В.Л. Лехциер помнить о фуко: философская критика как «техника себя»

«... критическую онтологию нас самих, разумеется, надо рассматривать не как какую-то теорию, не как некое учение, ни даже как постоянную и важную часть накапливающегося знания, ее нужно понимать как установку, как этос, как философскую жизнь, в которой критика того, что мы есть, является сразу и историческим выявлением пределов, которые нам поставлены, и попыткой их возможного преодоления».

Мишель Фуко

В.А. Конев проинтерпретировал текст Фуко в плане реализованного в нем понимания социальной реальности как таковой и в ее наличном, современном существовании. Я бы хотел высказаться о книге «Надзирать и наказывать» совсем в другой плоскости. Меня сейчас она интересует как определенная практика мысли, как способ применения разума, имеющий самое непосредственное отношение к экзистенции. Эта книга – веский аргумент в споре с теми, для кого разум себя окончательно и навсегда дискредитировал, для кого полнота жизни в лучшем случае возможна где-то в стороне от него.
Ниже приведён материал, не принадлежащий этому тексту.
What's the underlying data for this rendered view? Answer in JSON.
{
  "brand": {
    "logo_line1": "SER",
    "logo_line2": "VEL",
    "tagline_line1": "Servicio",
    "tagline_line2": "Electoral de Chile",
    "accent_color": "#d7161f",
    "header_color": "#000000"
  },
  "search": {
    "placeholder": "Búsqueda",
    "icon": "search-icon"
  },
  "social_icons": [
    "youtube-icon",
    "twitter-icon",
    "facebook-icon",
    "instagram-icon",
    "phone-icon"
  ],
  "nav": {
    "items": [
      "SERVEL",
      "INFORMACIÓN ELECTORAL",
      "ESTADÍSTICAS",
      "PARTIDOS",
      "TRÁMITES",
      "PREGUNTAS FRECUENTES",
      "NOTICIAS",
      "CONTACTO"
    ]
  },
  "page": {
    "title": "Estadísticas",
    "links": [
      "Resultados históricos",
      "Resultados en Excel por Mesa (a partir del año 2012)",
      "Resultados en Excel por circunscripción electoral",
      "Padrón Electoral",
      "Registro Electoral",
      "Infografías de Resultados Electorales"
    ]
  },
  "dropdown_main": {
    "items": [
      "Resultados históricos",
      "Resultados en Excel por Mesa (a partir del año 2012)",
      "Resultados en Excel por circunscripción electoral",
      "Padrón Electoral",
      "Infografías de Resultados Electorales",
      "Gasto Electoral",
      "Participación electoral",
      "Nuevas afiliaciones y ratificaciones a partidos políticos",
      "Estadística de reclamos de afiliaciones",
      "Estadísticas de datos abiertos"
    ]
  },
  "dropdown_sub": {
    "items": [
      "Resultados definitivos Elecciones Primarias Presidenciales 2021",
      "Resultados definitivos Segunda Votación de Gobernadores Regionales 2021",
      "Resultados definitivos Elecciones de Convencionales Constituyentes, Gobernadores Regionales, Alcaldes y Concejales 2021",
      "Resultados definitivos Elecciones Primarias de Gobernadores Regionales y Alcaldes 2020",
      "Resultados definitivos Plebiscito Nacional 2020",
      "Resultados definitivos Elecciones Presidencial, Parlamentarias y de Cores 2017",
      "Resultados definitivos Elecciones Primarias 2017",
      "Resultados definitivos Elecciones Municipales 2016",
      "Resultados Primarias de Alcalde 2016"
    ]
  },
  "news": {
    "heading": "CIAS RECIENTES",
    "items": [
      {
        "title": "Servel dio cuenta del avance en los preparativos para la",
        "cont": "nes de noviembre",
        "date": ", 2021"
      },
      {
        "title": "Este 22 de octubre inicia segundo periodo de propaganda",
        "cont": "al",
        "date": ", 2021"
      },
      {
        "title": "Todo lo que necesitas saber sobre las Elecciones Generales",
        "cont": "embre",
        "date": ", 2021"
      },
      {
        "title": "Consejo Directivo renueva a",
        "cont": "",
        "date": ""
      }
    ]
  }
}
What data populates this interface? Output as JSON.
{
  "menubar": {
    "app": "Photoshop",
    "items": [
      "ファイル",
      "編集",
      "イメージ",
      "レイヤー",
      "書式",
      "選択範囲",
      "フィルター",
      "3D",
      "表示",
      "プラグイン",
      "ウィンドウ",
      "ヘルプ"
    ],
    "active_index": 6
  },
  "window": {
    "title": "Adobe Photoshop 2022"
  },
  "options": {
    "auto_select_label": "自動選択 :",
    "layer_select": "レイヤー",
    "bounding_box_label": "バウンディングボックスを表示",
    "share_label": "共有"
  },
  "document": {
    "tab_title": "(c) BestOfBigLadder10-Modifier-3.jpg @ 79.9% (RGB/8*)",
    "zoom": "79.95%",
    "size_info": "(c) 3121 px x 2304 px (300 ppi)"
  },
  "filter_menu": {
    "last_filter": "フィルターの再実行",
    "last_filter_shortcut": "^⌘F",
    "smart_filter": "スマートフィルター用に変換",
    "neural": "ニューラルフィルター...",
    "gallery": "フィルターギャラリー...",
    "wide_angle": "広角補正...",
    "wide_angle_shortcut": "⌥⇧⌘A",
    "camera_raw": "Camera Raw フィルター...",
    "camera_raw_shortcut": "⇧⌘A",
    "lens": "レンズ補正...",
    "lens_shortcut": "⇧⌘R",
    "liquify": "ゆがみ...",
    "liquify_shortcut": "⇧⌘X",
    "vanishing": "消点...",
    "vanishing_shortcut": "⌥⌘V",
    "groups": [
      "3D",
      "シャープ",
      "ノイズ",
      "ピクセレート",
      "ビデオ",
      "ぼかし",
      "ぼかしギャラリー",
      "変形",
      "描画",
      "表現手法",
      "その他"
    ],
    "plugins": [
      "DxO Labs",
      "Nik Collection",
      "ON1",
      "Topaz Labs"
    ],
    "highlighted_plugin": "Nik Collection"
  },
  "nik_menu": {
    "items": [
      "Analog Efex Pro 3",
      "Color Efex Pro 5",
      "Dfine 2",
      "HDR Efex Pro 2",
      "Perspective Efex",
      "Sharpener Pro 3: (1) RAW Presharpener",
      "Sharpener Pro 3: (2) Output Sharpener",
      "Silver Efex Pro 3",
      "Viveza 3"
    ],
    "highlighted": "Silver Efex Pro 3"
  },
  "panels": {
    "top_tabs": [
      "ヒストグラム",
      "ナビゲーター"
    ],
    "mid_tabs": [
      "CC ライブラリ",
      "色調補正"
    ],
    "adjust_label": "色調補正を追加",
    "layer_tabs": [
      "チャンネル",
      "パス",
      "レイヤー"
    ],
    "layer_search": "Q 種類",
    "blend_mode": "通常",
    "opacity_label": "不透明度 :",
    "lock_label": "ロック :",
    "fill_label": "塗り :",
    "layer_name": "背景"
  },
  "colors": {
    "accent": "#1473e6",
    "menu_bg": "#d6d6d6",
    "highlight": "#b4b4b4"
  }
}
Сегодня модно говорить о негативной роли разума в Новейшей истории. Разум скучен, утилитарен, самонадеян, утопичен, иногда преступен. Он не способен придать человеческой жизни, человеческому переживанию интенсивность и полноту. Он слишком бескровен и бесплотен, он может исчислять и проектировать, но не может заставить дышать свободней, не может стать полноценным опытом. Поэтому в философии и литературе ищутся альтернативы, ищутся «измененные состояния сознания», различные нерациональные обогащенные виды опыта. Так один из героев романа Фаулза «Волхв» в рамках разыгрываемого им психиатрического спектакля рассказывает о своем путешествии в качестве орнитолога в Норвегию, где с ним произошло подлинное преображение. Там он, некогда бывший член общества «Разумная инициатива», которое предписывало на протяжении всей своей жизни чтить разум превыше всего и научно искоренять неразумное, в какой бы форме оно не выступало, встретился с человеком, безумным полуслепым отшельником и религиозным маньяком-янсенистом Хенриком, человеком, реально пережившим чудо: он пережил встречу с богом, который, наконец, после долгих призывов отшельника снизошел к нему в виде огненного столпа. «Как вы догадываетесь, до этого момента я рассматривал жизнь с научной, медицинской, классифицирующей точки зрения... А тут я впервые усомнился в собственных принципах, убеждениях, пристрастиях. Ощущения человека на мысу не вмещались в рамки моей науки, моего разума, и я понял, что наука и разум ущербны, пока не воспримут то, что происходило тогда в голове Хенрика.

Я сознавал, что Хенрик видит там, над водою, столп огненный; сознавал, что никакого столпа нет, и легко можно доказать, что столп существует лишь в воображении Хенрика. Однако все наши объяснения, разграничения и производные, все наши понятия о причинности будто озарились сполохом и предстали предо мной как ветхая сеть. Действительность, огромное ленивое чудовище, перестала быть мертвой, податливой. Ее переполняли таинственные силы, новые формы и возможности. Сеть ничего не значила, реальность прорывалась сквозь нее. Может, мне телепатически передалось состояние Хенрика? Не знаю.

Эти простые слова, "Не знаю", стали моим огненным столпом. Они открыли мне мир, иной, чем тот, в каком я жил - как Хенрику» 11.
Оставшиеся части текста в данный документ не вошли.